Connecting Environmental Racism and Community Health
We know that BIPOC communities have a disproportionate burden of environmental harms, including air pollution, and we also know that this causes numerous adverse human health impacts. Air pollution affects lung development and is implicated in the development of emphysema, asthma, and other respiratory diseases, and it also impacts the cardiovascular system, impairing blood vessel function and increasing the risk of cardiovascular disease. The direct link between air pollution and adverse health outcomes is clear, and due to environmental racism, BIPOC communities suffer disproportionately from respiratory, cardiovascular, and other diseases.
In the U.S., the highest rates of asthma are found among Black and Indigenous people, with rates of 10.9 percent and 12.0 percent, respectively, as compared to 7.7 percent in White people. This data tells us that, as compared to White people, asthma is 42 percent more common in Black people and 56 percent more common in Indigenous people. Black Americans also have higher death rates from heart disease and multiple cancers than White Americans.
In addition to increased health burdens, BIPOC communities tend to have less access to effective healthcare, as 10.6 percent of Black Americans, 14.9 percent of American Indians and Alaska Natives, and 16.1 percent of Hispanic Americans are uninsured as compared with only 5.9 percent of non-Hispanic White Americans.

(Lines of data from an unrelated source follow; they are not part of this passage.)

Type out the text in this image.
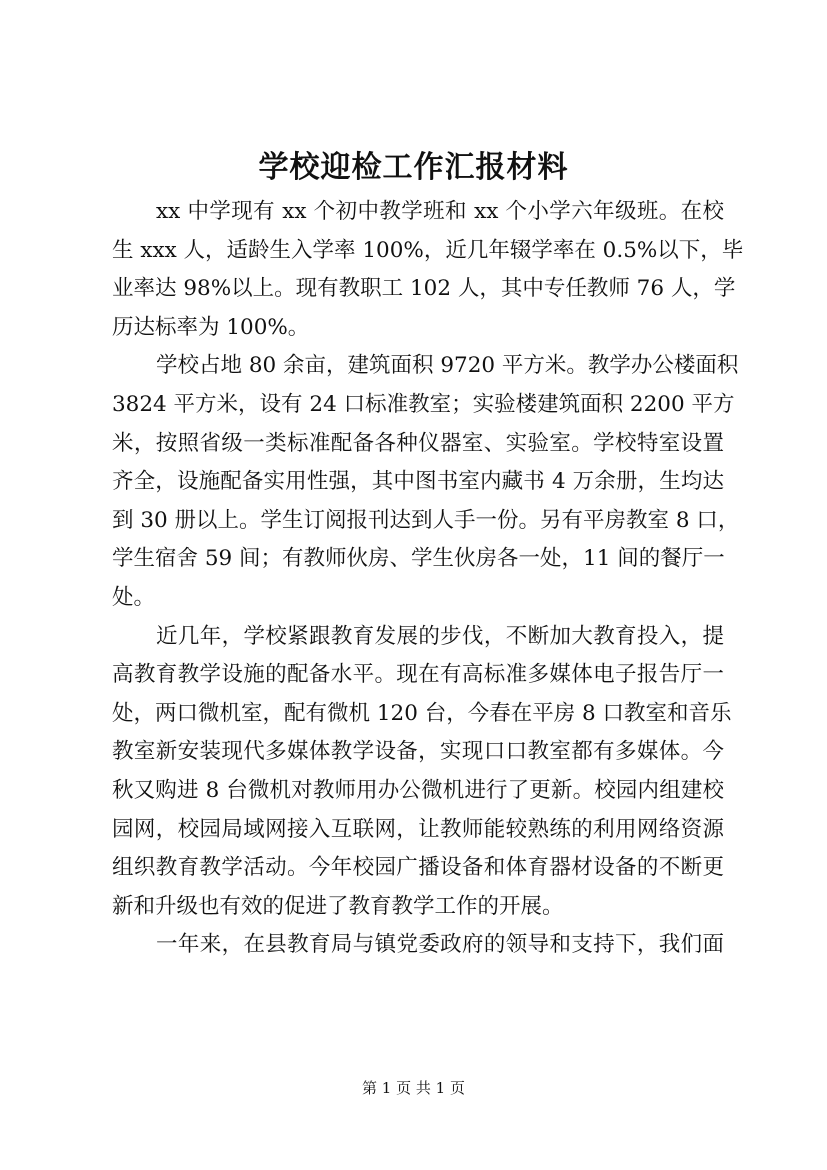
学校迎检工作汇报材料
xx 中学现有 xx 个初中教学班和 xx 个小学六年级班。在校
生 xxx 人，适龄生入学率 100%，近几年辍学率在 0.5%以下，毕
业率达 98%以上。现有教职工 102 人，其中专任教师 76 人，学
历达标率为 100%。
学校占地 80 余亩，建筑面积 9720 平方米。教学办公楼面积
3824 平方米，设有 24 口标准教室；实验楼建筑面积 2200 平方
米，按照省级一类标准配备各种仪器室、实验室。学校特室设置
齐全，设施配备实用性强，其中图书室内藏书 4 万余册，生均达
到 30 册以上。学生订阅报刊达到人手一份。另有平房教室 8 口，
学生宿舍 59 间；有教师伙房、学生伙房各一处，11 间的餐厅一
处。
近几年，学校紧跟教育发展的步伐，不断加大教育投入，提
高教育教学设施的配备水平。现在有高标准多媒体电子报告厅一
处，两口微机室，配有微机 120 台，今春在平房 8 口教室和音乐
教室新安装现代多媒体教学设备，实现口口教室都有多媒体。今
秋又购进 8 台微机对教师用办公微机进行了更新。校园内组建校
园网，校园局域网接入互联网，让教师能较熟练的利用网络资源
组织教育教学活动。今年校园广播设备和体育器材设备的不断更
新和升级也有效的促进了教育教学工作的开展。
一年来，在县教育局与镇党委政府的领导和支持下，我们面
第 1 页 共 1 页
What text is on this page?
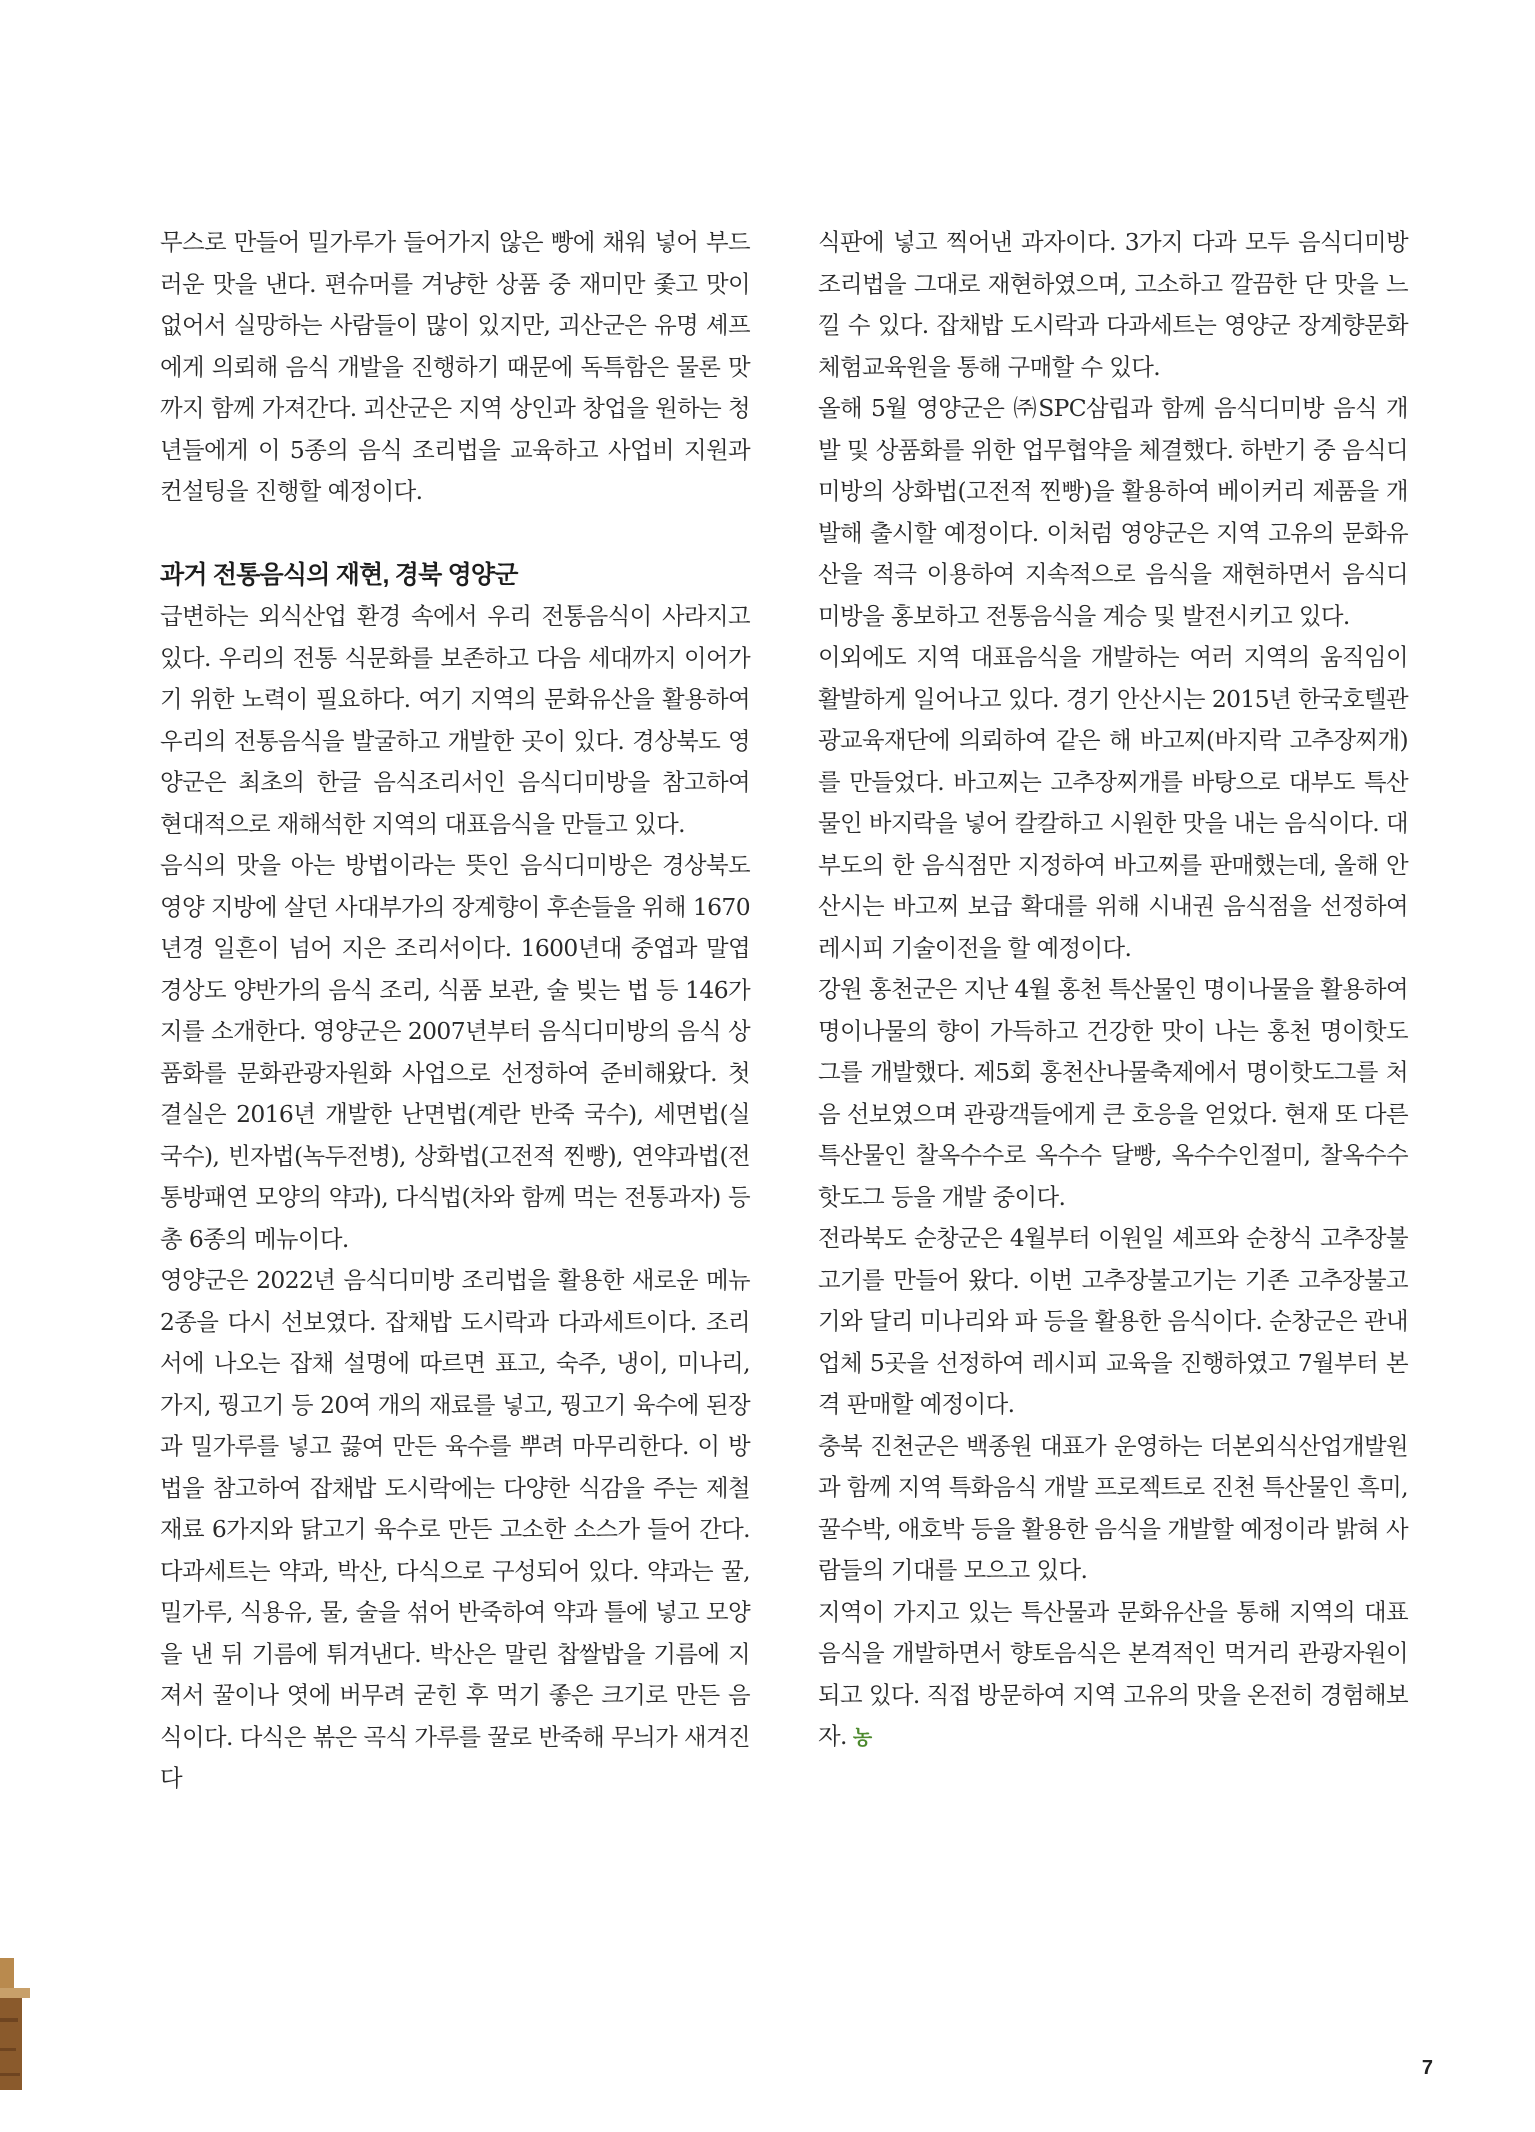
무스로 만들어 밀가루가 들어가지 않은 빵에 채워 넣어 부드러운 맛을 낸다. 편슈머를 겨냥한 상품 중 재미만 좇고 맛이 없어서 실망하는 사람들이 많이 있지만, 괴산군은 유명 셰프에게 의뢰해 음식 개발을 진행하기 때문에 독특함은 물론 맛까지 함께 가져간다. 괴산군은 지역 상인과 창업을 원하는 청년들에게 이 5종의 음식 조리법을 교육하고 사업비 지원과 컨설팅을 진행할 예정이다.

과거 전통음식의 재현, 경북 영양군

급변하는 외식산업 환경 속에서 우리 전통음식이 사라지고 있다. 우리의 전통 식문화를 보존하고 다음 세대까지 이어가기 위한 노력이 필요하다. 여기 지역의 문화유산을 활용하여 우리의 전통음식을 발굴하고 개발한 곳이 있다. 경상북도 영양군은 최초의 한글 음식조리서인 음식디미방을 참고하여 현대적으로 재해석한 지역의 대표음식을 만들고 있다.

음식의 맛을 아는 방법이라는 뜻인 음식디미방은 경상북도 영양 지방에 살던 사대부가의 장계향이 후손들을 위해 1670년경 일흔이 넘어 지은 조리서이다. 1600년대 중엽과 말엽 경상도 양반가의 음식 조리, 식품 보관, 술 빚는 법 등 146가지를 소개한다. 영양군은 2007년부터 음식디미방의 음식 상품화를 문화관광자원화 사업으로 선정하여 준비해왔다. 첫 결실은 2016년 개발한 난면법(계란 반죽 국수), 세면법(실국수), 빈자법(녹두전병), 상화법(고전적 찐빵), 연약과법(전통방패연 모양의 약과), 다식법(차와 함께 먹는 전통과자) 등 총 6종의 메뉴이다.

영양군은 2022년 음식디미방 조리법을 활용한 새로운 메뉴 2종을 다시 선보였다. 잡채밥 도시락과 다과세트이다. 조리서에 나오는 잡채 설명에 따르면 표고, 숙주, 냉이, 미나리, 가지, 꿩고기 등 20여 개의 재료를 넣고, 꿩고기 육수에 된장과 밀가루를 넣고 끓여 만든 육수를 뿌려 마무리한다. 이 방법을 참고하여 잡채밥 도시락에는 다양한 식감을 주는 제철 재료 6가지와 닭고기 육수로 만든 고소한 소스가 들어 간다. 다과세트는 약과, 박산, 다식으로 구성되어 있다. 약과는 꿀, 밀가루, 식용유, 물, 술을 섞어 반죽하여 약과 틀에 넣고 모양을 낸 뒤 기름에 튀겨낸다. 박산은 말린 찹쌀밥을 기름에 지져서 꿀이나 엿에 버무려 굳힌 후 먹기 좋은 크기로 만든 음식이다. 다식은 볶은 곡식 가루를 꿀로 반죽해 무늬가 새겨진 다

식판에 넣고 찍어낸 과자이다. 3가지 다과 모두 음식디미방 조리법을 그대로 재현하였으며, 고소하고 깔끔한 단 맛을 느낄 수 있다. 잡채밥 도시락과 다과세트는 영양군 장계향문화체험교육원을 통해 구매할 수 있다.

올해 5월 영양군은 ㈜SPC삼립과 함께 음식디미방 음식 개발 및 상품화를 위한 업무협약을 체결했다. 하반기 중 음식디미방의 상화법(고전적 찐빵)을 활용하여 베이커리 제품을 개발해 출시할 예정이다. 이처럼 영양군은 지역 고유의 문화유산을 적극 이용하여 지속적으로 음식을 재현하면서 음식디미방을 홍보하고 전통음식을 계승 및 발전시키고 있다.

이외에도 지역 대표음식을 개발하는 여러 지역의 움직임이 활발하게 일어나고 있다. 경기 안산시는 2015년 한국호텔관광교육재단에 의뢰하여 같은 해 바고찌(바지락 고추장찌개)를 만들었다. 바고찌는 고추장찌개를 바탕으로 대부도 특산물인 바지락을 넣어 칼칼하고 시원한 맛을 내는 음식이다. 대부도의 한 음식점만 지정하여 바고찌를 판매했는데, 올해 안산시는 바고찌 보급 확대를 위해 시내권 음식점을 선정하여 레시피 기술이전을 할 예정이다.

강원 홍천군은 지난 4월 홍천 특산물인 명이나물을 활용하여 명이나물의 향이 가득하고 건강한 맛이 나는 홍천 명이핫도그를 개발했다. 제5회 홍천산나물축제에서 명이핫도그를 처음 선보였으며 관광객들에게 큰 호응을 얻었다. 현재 또 다른 특산물인 찰옥수수로 옥수수 달빵, 옥수수인절미, 찰옥수수핫도그 등을 개발 중이다.

전라북도 순창군은 4월부터 이원일 셰프와 순창식 고추장불고기를 만들어 왔다. 이번 고추장불고기는 기존 고추장불고기와 달리 미나리와 파 등을 활용한 음식이다. 순창군은 관내 업체 5곳을 선정하여 레시피 교육을 진행하였고 7월부터 본격 판매할 예정이다.

충북 진천군은 백종원 대표가 운영하는 더본외식산업개발원과 함께 지역 특화음식 개발 프로젝트로 진천 특산물인 흑미, 꿀수박, 애호박 등을 활용한 음식을 개발할 예정이라 밝혀 사람들의 기대를 모으고 있다.

지역이 가지고 있는 특산물과 문화유산을 통해 지역의 대표음식을 개발하면서 향토음식은 본격적인 먹거리 관광자원이 되고 있다. 직접 방문하여 지역 고유의 맛을 온전히 경험해보자. 농

7
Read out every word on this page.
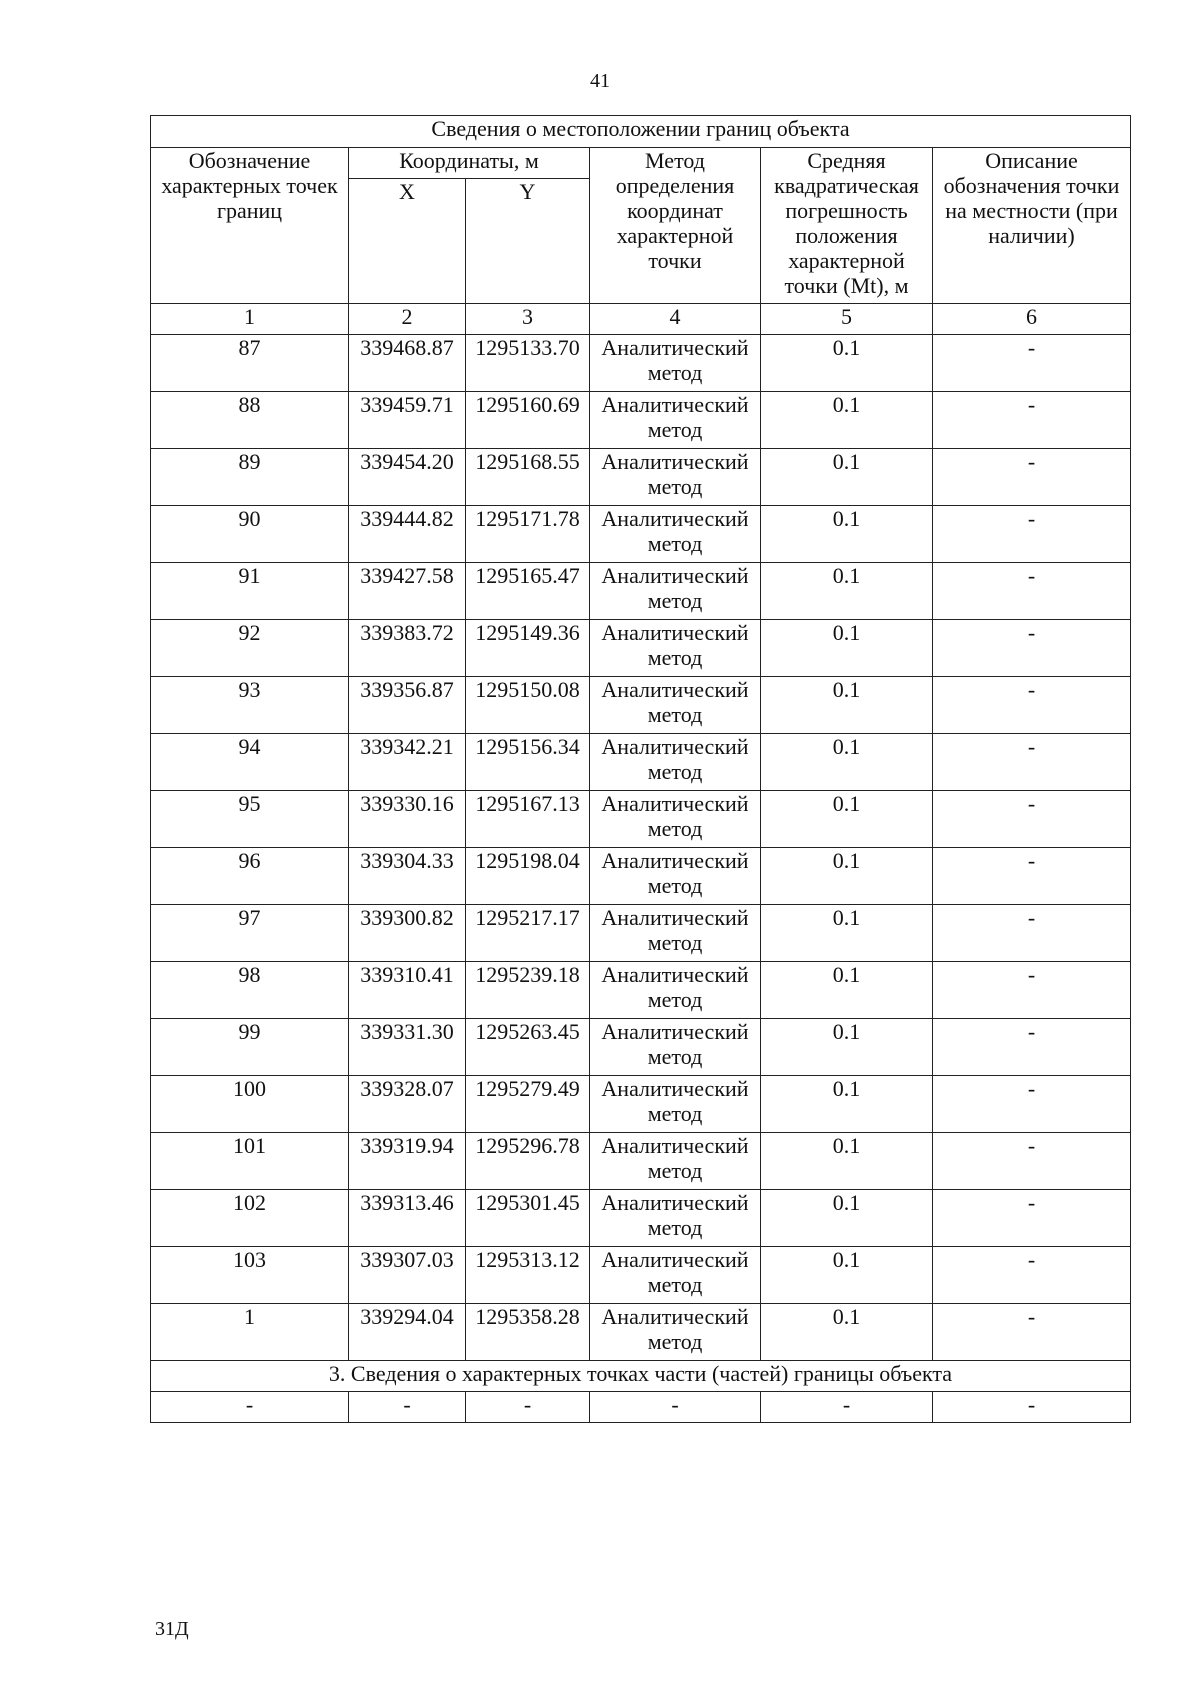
41
Сведения о местоположении границ объекта					
Обозначение характерных точек границ	Координаты, м		Метод определения координат характерной точки	Средняя квадратическая погрешность положения характерной точки (Mt), м	Описание обозначения точки на местности (при наличии)
	X	Y			
1	2	3	4	5	6
87	339468.87	1295133.70	Аналитический метод	0.1	-
88	339459.71	1295160.69	Аналитический метод	0.1	-
89	339454.20	1295168.55	Аналитический метод	0.1	-
90	339444.82	1295171.78	Аналитический метод	0.1	-
91	339427.58	1295165.47	Аналитический метод	0.1	-
92	339383.72	1295149.36	Аналитический метод	0.1	-
93	339356.87	1295150.08	Аналитический метод	0.1	-
94	339342.21	1295156.34	Аналитический метод	0.1	-
95	339330.16	1295167.13	Аналитический метод	0.1	-
96	339304.33	1295198.04	Аналитический метод	0.1	-
97	339300.82	1295217.17	Аналитический метод	0.1	-
98	339310.41	1295239.18	Аналитический метод	0.1	-
99	339331.30	1295263.45	Аналитический метод	0.1	-
100	339328.07	1295279.49	Аналитический метод	0.1	-
101	339319.94	1295296.78	Аналитический метод	0.1	-
102	339313.46	1295301.45	Аналитический метод	0.1	-
103	339307.03	1295313.12	Аналитический метод	0.1	-
1	339294.04	1295358.28	Аналитический метод	0.1	-
3. Сведения о характерных точках части (частей) границы объекта					
-	-	-	-	-	-
31Д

COVID-19’s Disproportionate Impact as a Function of Environmental Racism
There’s no question that BIPOC communities have a disproportionate burden of environmental harms and their associated health risks. In combination with other socioeconomic factors tied to structural racism in the U.S. — such as access to healthcare, socioeconomic status, and exposure to COVID-19 related to occupation — they also experience the inequitable and adverse impacts of the pandemic. Several studies have revealed higher COVID-19 infection and mortality rates in areas with higher air pollution levels, and this is reflected in the high death rates for BIPOC communities. As compared to non-Hispanic White people, Black people have two times the COVID-19 death rate; Hispanic people have 2.3 times the death rate; and Indigenous people have 2.4 times the death rate.
Even as air pollution was contributing to infection and mortality rates, regulatory agencies relaxed environmental policies. In the same month that COVID-19 was declared a national emergency, the U.S. Environmental Protection Agency suspended penalties for companies with certain environmental violations if they cited COVID-19 as their excuse for noncompliance. Although this policy was reversed after public outcry, federal agencies continued to roll back or relax enforcement of environmental policies across sectors. As BIPOC communities already have increased levels of air pollution, the policy response likely impacted them disproportionately.
All climate policy actors, whether in roles related to activism, legislation, research, business, or otherwise, must recognize the impact of environmental injustice in all aspects of our lives but especially in the ongoing COVID-19 pandemic. Environmental justice considerations must be intertwined with public health responses, as the two sectors are inextricably connected. Without a robust environmental justice focus in policies at the federal, state, and local levels, every disaster in our future will result in even more suffering and loss — and as the COVID-19 pandemic and climate change continue to rear their ugly heads, we can certainly expect more crises on the horizon.